When executing under CUDA, the function takes 3.7ms to run, which is 73 times faster than pure Python and 13 times faster than NumPy.
Example #3
Similar to the second example, we’ll try to optimize this function:
\[f(x, y, z) = \sin(x) + x^2 - 2\cos(y) + y^2 + z^2\]subject to these constrains:
\[\begin{align*} & x \geq 0 \\ & 0 \leq y \leq \pi \\ & z \leq 5 \\ & x + z \geq 1 \\ & \cos(y) + z \geq 0.5 \\ \end{align*}\]I will not provide the code for this experiment as it’s very similar to the second example, but the execution times are the following:
- 240ms on pure python.
- 82ms in NumPy, 3x faster than pure python
- 36.8ms with torch-compiled NumPy, 6.5x faster than pure python and 2x faster than NumPy.
- 22.6ms with torch-compiled NumPy under cuda, 10x faster than pure python and 3.6x faster than NumPy.
Conclusion
The recent update to PyTorch is a game-changer for Python programmers who need speed. By just tweaking a few lines of code, I was able to speed up computations by ten times compared to NumPy, which is already known for its efficiency.
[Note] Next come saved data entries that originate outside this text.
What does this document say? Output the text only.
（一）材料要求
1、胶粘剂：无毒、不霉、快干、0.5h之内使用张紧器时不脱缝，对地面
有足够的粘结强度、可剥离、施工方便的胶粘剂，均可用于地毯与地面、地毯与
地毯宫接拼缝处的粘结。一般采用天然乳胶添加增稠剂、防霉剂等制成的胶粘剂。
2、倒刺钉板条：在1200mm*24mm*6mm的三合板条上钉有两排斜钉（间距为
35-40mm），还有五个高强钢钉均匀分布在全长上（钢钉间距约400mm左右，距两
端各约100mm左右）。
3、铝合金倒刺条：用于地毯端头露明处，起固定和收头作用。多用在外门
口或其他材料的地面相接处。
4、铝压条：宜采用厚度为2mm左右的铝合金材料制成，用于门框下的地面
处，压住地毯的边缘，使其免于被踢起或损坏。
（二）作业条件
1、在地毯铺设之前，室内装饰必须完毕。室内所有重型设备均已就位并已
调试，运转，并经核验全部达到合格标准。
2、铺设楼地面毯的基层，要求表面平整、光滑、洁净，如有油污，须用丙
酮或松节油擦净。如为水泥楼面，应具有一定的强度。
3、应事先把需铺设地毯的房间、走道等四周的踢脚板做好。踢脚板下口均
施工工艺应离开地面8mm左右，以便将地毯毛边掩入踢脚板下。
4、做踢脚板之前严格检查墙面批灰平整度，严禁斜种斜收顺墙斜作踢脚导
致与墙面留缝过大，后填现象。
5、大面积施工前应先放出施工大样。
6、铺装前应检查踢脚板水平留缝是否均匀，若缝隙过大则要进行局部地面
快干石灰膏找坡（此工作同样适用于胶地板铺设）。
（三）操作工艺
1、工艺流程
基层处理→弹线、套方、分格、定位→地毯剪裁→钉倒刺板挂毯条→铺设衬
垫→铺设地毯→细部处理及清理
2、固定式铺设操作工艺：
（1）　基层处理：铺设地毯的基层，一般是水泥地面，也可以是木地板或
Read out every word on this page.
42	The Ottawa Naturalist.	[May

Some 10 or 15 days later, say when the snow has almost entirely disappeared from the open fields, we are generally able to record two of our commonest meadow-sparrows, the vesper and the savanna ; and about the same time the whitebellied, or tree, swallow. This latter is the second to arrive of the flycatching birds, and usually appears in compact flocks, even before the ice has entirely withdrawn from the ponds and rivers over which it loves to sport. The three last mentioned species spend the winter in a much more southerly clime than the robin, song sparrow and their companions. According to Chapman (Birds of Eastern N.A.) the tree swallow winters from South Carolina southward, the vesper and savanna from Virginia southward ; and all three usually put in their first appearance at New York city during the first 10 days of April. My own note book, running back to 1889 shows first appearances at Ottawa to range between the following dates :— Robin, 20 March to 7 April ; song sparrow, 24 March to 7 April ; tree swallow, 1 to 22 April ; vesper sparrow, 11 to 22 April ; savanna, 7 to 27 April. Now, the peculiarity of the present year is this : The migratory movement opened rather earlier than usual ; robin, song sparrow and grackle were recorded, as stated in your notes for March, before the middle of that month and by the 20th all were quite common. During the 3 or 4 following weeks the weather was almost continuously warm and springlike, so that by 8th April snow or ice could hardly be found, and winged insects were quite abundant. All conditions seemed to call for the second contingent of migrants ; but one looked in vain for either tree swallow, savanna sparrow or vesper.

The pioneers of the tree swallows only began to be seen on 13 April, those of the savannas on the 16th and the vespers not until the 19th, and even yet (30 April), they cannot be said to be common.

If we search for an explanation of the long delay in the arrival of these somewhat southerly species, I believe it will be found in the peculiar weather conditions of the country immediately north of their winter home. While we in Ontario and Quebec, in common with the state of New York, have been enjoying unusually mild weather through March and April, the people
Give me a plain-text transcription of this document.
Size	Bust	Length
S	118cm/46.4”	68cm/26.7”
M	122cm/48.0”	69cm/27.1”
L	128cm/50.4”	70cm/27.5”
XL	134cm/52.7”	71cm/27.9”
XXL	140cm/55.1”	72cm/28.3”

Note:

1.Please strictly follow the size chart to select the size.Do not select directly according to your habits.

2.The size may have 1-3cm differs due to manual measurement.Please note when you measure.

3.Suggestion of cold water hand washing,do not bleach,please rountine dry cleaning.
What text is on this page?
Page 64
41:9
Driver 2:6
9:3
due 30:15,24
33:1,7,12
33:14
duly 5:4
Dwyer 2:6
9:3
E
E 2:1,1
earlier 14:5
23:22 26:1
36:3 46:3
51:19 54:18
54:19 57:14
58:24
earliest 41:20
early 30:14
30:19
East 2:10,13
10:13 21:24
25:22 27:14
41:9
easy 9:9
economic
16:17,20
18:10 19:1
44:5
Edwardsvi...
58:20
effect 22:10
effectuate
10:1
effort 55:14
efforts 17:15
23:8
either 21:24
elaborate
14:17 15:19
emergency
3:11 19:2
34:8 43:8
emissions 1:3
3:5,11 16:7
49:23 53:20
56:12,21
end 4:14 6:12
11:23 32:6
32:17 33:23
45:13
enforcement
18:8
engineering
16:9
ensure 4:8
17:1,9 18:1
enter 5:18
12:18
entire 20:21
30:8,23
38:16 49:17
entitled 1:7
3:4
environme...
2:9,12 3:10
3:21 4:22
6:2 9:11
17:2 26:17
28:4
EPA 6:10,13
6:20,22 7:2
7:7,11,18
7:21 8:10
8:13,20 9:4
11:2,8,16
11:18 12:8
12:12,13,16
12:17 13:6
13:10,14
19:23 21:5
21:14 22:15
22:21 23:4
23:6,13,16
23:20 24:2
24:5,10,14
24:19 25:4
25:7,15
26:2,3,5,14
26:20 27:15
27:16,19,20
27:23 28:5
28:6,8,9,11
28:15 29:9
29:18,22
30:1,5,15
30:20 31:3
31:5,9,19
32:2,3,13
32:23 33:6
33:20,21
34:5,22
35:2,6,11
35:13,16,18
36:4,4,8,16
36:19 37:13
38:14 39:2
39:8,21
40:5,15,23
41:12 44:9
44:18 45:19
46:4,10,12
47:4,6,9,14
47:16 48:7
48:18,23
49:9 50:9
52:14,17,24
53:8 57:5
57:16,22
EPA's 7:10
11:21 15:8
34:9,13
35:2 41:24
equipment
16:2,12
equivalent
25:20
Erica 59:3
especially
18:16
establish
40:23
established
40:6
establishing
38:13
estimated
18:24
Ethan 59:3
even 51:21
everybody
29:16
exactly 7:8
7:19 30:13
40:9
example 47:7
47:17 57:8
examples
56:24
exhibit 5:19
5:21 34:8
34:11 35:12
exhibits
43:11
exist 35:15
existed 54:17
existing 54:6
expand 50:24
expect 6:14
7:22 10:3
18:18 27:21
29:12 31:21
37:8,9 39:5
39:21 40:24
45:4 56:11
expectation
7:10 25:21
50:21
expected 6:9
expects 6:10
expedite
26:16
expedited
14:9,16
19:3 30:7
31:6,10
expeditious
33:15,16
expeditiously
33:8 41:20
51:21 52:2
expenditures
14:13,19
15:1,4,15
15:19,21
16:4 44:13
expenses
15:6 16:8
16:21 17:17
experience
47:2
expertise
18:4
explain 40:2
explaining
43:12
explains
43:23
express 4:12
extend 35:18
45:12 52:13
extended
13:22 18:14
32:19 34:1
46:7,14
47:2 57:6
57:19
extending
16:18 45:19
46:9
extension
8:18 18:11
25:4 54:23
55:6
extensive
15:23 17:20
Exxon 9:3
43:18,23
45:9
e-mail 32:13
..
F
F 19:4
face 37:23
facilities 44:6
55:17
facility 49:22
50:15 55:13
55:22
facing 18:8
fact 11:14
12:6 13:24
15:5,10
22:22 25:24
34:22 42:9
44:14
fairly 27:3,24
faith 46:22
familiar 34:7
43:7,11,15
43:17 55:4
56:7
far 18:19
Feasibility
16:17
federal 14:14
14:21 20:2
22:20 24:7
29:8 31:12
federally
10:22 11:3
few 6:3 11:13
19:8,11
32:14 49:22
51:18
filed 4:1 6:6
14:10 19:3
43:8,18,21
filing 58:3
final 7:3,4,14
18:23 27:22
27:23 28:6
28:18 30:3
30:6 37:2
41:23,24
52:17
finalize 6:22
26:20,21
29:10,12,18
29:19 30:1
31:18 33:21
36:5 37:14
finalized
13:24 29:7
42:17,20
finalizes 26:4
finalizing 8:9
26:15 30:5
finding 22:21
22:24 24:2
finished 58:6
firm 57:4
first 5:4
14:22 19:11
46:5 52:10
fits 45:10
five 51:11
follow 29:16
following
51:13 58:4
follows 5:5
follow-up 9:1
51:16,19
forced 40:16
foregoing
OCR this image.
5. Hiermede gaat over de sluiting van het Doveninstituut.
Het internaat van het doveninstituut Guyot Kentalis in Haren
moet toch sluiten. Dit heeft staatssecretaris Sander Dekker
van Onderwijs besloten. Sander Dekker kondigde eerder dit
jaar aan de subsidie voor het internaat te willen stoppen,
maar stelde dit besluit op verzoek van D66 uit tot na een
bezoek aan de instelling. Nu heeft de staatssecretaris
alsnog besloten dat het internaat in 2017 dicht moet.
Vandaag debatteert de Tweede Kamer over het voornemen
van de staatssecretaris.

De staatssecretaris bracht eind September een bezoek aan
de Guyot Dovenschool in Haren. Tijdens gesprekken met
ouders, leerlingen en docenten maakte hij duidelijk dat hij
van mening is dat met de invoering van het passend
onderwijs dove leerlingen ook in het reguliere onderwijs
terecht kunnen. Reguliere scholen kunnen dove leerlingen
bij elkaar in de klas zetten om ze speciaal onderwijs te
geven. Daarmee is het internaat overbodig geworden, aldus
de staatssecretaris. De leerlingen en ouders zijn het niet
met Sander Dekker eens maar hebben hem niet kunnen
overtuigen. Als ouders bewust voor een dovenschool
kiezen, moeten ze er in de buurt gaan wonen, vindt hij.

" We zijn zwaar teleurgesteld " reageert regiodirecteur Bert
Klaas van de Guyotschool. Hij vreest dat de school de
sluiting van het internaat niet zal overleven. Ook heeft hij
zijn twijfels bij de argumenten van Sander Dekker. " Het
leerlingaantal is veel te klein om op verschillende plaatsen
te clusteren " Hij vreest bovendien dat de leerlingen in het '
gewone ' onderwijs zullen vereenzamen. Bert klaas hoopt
This is a big deal because it means complex operations that used to take a long time can now be done much quicker.
For example, in the field of machine learning and data analysis, time is often of the essence. Being able to run algorithms faster helps researchers and developers test more ideas and refine their models without long waits.
In essence, this PyTorch’s new feature means that you can write code that’s easy to read and maintain like Python, but when it comes down to running it, you get the kind of speed you’d expect from more complex, lower-level languages, without the usual complexity of interfacing with other programming languages or pre-compiling C/C++/Rust code, streamlining the workflow significantly.
Notes
Limitations in parallelization.
While this new compile function succeeds in detecting parallelizable pieces of code, it has been implemented for less than a month, and sometimes it fails to detect code segments that can be distributed across different cores, especially if they contain conditional logic not expressed in NumPy terms (see how the constraint check was done with np.where
clauses).
It’s possible that this gets better in the future, but it’s not a bad idea to make the code easier for TorchInductor
in order to get the best speedups possible.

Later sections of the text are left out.